While insisting healthcare was fine, the Liberals’ used their Fall budget to pay for their real priorities – a $21 million dollar ore dock in Alaska and $1 million for landlords.
The long-awaited report by the consulting firm Ernst & Young (EY), withheld from publication until after the closure of the Fall legislative session, found that the YHC spent $7.3 million meant for the sorely needed Mental Wellness Unit in Whitehorse to meet payroll.
The Yukon Liberals knew they had underfunded Yukon hospitals before YHC knowingly misused the $7.3 million in question, according to the report.
“Yukon hospitals are cutting surgeries, mammograms, CT scans and more, because the Liberals underfunded health care to the point where the YHC misappropriated millions for a mental health facility to meet their payroll,” Kate White, Yukon NDP leader and MLA for Takhini-Kopper King, said Wednesday, Dec. 6.
The report meanwhile ties YHC’s clear lack of planning to “a system where there is no understanding of the impact that changes in funding have on the health care system.”
In a prepared statement released shortly before the report, the Liberals touted their own healthcare record, including and especially their working relationship with YHC.

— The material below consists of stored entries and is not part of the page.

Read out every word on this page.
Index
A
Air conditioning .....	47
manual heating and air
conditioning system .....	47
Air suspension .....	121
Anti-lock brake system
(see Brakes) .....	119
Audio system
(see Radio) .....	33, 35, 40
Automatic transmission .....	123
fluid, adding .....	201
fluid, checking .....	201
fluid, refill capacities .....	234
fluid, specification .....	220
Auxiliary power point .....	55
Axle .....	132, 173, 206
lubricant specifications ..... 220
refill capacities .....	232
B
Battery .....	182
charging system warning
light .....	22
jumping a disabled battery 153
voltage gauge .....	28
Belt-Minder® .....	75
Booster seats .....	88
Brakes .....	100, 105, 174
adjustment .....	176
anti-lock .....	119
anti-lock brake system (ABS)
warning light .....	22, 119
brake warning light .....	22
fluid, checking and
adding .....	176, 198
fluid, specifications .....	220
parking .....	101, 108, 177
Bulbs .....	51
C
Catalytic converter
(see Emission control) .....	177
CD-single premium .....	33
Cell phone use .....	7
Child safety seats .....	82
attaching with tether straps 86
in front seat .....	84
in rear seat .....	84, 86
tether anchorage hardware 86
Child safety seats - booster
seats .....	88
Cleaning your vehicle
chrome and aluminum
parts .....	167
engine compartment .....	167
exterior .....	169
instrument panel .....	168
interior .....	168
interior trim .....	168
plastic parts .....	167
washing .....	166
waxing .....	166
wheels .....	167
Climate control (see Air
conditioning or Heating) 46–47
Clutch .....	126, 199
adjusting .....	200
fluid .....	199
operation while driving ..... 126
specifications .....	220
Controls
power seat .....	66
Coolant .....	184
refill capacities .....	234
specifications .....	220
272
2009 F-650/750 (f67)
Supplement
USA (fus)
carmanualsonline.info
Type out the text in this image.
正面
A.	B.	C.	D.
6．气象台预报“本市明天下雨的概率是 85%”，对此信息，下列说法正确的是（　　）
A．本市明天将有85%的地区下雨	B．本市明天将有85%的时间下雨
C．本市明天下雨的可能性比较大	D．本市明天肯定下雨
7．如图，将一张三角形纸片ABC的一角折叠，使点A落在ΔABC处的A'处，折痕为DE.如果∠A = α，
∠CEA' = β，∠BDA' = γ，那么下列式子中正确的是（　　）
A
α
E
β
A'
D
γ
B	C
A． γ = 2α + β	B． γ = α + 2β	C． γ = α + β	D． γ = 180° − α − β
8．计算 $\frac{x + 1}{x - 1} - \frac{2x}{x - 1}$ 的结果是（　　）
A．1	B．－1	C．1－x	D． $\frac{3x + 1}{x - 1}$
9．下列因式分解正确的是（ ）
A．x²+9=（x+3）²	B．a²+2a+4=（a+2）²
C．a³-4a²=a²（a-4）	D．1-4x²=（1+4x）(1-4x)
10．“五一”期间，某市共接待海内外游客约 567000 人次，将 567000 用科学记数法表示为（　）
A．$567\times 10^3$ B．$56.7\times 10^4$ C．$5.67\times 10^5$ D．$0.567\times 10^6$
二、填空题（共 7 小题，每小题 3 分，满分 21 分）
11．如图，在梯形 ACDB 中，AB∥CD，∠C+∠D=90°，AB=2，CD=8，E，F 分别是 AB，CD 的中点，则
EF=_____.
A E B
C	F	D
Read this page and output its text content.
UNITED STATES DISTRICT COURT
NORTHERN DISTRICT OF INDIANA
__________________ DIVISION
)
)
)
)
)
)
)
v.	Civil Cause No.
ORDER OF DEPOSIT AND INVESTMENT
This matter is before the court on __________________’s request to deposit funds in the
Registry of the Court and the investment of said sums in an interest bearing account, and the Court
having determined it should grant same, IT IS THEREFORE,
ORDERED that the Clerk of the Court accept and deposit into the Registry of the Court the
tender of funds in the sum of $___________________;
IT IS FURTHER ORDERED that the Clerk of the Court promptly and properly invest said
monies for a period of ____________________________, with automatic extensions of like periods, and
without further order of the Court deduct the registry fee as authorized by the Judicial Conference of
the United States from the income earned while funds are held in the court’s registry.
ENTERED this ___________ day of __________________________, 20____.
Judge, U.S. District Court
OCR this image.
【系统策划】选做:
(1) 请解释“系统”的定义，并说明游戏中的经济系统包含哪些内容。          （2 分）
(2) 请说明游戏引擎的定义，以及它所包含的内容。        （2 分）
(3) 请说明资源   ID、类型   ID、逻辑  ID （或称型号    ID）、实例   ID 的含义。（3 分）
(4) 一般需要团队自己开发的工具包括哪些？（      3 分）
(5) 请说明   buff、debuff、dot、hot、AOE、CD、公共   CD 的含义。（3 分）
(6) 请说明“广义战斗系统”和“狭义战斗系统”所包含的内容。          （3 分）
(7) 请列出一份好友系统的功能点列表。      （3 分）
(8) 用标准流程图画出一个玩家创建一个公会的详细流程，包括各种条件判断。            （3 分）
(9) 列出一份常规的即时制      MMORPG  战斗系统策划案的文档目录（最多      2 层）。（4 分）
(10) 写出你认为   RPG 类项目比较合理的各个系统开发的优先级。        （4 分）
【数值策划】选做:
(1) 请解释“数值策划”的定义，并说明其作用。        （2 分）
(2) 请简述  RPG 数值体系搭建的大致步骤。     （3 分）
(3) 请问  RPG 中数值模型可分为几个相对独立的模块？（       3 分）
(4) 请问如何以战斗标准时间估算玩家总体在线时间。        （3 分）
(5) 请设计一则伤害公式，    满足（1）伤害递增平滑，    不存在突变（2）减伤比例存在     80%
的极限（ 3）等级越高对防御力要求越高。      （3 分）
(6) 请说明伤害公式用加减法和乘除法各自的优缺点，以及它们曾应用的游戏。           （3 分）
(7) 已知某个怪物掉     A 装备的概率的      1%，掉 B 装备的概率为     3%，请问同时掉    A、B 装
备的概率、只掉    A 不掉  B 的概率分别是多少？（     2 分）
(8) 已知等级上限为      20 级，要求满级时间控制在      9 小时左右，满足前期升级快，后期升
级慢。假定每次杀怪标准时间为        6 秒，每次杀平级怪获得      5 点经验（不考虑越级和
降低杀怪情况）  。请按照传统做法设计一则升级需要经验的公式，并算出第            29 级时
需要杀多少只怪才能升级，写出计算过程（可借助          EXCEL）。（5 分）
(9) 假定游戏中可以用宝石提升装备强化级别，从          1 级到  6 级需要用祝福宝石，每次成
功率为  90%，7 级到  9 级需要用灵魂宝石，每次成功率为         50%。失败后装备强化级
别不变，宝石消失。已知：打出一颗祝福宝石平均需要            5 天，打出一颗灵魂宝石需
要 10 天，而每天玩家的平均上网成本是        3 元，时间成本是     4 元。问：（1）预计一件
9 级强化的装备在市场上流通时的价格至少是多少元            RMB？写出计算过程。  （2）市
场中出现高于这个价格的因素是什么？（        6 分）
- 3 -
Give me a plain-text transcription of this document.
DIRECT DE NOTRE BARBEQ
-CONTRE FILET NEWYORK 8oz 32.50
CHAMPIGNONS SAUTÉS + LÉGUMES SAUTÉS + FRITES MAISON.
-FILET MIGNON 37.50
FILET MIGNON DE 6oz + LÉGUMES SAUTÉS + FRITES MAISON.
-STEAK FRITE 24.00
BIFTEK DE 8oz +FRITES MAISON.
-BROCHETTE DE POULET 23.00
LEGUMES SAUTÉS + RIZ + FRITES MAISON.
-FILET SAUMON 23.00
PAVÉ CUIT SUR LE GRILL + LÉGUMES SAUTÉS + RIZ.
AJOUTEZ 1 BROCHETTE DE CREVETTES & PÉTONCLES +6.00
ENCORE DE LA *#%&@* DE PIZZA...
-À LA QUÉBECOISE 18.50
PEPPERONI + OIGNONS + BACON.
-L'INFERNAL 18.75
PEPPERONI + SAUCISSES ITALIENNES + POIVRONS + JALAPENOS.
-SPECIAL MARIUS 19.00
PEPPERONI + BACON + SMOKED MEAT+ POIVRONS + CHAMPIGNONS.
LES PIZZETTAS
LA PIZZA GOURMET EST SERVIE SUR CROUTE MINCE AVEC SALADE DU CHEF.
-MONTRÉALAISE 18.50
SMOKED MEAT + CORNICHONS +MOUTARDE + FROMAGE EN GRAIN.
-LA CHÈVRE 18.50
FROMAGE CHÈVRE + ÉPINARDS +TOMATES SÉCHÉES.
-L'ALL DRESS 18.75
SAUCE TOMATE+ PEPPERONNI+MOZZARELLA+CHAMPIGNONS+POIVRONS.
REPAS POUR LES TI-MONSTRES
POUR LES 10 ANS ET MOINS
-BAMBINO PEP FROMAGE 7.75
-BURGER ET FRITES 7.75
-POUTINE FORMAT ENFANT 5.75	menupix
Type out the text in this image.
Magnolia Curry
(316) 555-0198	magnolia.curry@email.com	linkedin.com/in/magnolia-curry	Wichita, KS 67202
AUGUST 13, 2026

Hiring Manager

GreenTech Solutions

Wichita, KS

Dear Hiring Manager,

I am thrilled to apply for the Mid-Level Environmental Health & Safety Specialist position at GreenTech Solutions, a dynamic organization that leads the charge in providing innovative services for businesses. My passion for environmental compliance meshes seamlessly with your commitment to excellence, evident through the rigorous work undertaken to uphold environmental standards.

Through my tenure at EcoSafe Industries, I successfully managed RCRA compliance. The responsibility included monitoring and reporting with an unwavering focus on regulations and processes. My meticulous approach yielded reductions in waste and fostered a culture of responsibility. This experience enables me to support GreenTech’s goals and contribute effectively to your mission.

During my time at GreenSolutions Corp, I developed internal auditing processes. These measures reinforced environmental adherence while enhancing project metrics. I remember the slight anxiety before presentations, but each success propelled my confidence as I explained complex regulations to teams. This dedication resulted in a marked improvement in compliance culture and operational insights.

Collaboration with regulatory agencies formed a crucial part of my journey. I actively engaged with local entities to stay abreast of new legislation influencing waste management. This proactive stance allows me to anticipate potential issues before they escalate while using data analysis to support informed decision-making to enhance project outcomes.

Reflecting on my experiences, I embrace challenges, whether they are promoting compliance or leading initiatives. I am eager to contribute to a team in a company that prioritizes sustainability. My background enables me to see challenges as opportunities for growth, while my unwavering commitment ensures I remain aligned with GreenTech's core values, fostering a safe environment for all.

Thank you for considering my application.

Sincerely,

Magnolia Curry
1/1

This isn’t the health system Yukoners experience, White said.
“Yukoners are waiting years for critical surgeries like hip replacements. They’re showing up at emergency rooms for prescription refills, and they can’t get mammograms or CT-scans on-time.”
“And the Liberals carved $21 million out of their Fall budget for an ore dock in Skagway and another million for landlord subsidies, while telling Yukoners that their government has health care under control,” White continued.